Last week, my doctor called to let me know that the latest biopsy, the one on the left side, was OK, no cancer there.
I was pretty sure myself all along that my lymph nodes had reacted to the covid booster I had around that time.
But getting it confirmed was of course great.
Dr. Gordon said she's so ready to get on with the surgery, which will happen after the 24th, which is Monday, when the nodule in my lung will be biopsied.

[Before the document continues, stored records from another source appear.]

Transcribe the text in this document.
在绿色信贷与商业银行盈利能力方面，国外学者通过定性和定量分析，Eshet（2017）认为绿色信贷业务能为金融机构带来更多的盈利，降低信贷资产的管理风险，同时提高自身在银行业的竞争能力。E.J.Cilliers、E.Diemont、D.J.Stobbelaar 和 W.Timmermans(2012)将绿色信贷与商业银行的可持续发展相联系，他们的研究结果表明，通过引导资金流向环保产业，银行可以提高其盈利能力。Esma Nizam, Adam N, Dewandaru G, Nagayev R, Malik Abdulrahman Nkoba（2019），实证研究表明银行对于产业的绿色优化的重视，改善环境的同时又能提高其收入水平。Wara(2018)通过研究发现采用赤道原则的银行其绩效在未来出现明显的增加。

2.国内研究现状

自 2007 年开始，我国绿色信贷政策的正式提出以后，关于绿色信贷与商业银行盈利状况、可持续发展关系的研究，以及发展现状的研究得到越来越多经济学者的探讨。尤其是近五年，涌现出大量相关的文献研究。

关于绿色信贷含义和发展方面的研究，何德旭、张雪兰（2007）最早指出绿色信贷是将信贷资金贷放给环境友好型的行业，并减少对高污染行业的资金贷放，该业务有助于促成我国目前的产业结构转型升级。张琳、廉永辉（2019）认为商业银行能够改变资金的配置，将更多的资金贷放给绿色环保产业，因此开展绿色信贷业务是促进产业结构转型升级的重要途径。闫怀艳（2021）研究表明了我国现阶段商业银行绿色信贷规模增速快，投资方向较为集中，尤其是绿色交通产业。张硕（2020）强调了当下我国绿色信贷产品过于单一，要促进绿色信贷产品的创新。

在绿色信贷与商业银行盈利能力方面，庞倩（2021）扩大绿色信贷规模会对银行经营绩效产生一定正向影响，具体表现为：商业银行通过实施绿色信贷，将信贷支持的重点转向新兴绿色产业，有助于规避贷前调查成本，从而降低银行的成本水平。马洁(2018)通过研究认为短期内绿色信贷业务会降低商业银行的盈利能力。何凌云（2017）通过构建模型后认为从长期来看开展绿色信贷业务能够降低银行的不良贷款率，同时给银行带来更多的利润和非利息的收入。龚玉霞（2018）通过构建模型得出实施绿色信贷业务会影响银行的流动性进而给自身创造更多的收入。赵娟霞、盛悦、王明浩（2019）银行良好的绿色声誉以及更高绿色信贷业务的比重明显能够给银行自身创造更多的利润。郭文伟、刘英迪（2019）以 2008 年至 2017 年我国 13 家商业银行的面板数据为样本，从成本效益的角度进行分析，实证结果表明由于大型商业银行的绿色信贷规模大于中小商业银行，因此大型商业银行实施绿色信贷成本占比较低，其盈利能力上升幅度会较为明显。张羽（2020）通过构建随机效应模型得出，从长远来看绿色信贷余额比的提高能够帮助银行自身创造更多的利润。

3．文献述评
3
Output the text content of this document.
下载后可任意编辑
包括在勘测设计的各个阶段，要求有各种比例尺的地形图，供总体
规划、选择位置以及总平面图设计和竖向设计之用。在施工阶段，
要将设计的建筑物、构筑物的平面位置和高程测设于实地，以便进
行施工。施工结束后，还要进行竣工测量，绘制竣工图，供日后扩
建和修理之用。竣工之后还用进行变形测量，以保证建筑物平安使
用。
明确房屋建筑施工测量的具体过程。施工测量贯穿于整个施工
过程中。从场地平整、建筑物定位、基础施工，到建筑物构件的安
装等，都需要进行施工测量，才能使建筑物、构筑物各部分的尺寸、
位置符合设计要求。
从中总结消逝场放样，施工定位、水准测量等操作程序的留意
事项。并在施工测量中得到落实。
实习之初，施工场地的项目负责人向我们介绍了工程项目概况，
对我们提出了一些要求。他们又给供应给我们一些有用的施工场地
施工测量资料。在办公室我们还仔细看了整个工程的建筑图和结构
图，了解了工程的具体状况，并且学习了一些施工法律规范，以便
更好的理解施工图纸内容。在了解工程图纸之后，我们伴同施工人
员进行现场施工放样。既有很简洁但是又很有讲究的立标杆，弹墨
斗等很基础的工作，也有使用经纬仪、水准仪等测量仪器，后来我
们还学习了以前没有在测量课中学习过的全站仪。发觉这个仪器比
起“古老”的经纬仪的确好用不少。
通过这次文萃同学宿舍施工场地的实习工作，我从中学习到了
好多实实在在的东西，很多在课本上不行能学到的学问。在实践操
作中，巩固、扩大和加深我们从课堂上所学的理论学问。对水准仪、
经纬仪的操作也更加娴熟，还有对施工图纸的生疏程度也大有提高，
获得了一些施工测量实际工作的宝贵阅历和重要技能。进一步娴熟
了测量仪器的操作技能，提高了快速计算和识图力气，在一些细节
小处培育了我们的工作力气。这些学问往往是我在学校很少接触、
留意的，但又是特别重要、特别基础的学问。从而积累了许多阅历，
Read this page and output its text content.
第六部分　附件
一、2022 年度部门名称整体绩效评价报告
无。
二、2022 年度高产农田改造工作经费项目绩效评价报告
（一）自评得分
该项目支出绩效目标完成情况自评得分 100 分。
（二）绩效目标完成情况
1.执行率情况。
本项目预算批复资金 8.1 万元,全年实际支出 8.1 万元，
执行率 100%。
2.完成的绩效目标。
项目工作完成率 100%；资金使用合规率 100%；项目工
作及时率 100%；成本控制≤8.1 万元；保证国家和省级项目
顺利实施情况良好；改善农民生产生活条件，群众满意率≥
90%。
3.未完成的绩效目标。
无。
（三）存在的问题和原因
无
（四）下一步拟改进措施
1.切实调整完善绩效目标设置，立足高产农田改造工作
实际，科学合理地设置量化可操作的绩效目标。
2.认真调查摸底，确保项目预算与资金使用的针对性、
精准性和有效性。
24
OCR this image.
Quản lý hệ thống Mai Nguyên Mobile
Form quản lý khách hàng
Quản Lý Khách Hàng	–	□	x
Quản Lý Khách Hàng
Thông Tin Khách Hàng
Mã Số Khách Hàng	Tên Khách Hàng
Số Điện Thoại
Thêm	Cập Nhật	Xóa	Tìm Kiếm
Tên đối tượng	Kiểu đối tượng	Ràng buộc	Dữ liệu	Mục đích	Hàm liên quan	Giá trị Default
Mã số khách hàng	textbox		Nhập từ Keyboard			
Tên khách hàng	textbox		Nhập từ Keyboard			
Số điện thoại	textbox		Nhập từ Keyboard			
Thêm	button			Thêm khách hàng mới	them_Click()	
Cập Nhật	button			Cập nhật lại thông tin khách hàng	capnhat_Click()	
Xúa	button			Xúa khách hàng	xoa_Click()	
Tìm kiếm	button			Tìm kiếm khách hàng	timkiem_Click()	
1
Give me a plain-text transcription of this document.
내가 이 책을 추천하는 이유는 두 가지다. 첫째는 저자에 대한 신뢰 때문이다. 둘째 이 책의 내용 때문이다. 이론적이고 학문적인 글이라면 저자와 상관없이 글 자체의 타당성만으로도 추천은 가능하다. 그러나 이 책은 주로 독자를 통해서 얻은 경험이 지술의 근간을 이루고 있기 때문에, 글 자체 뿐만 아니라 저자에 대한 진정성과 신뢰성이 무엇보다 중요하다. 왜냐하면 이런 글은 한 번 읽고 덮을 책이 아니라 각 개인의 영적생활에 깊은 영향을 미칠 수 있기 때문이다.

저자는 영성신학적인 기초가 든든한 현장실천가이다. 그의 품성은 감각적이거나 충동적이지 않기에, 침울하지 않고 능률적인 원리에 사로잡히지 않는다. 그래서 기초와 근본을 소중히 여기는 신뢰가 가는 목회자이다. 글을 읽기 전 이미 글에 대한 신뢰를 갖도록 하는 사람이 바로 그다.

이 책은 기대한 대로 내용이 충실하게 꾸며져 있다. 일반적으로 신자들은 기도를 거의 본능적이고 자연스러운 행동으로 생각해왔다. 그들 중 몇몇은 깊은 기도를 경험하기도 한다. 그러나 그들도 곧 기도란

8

Phew, I don't think I ever used the word "nodule" before in my life, and now I seem to talk about them constantly.
Dr. Gordon called the lung nodule, which is one cm, so very small, something to that effect, "small thing in your lung, not very concerned with it, but will, of course, discuss with the lung doctors."
To know that she wants to go ahead with the surgery feels good.
So now, I just have to wait until next week to find out if I have lung cancer or not.
Personally, I feel that one cancer at a time is enough.
But then I smoked in my younger days, my parents smoked all their lives, so I was exposed to cigarette smoke since childhood. My mom stopped when we were small, but picked it up later.
And my dad died of lung cancer.
So there it is, as Errol used to sometimes say...
Faith: Hmm, not sure what's going on here. I need to have a conversation with mommy soon, because I'm beginning to worry.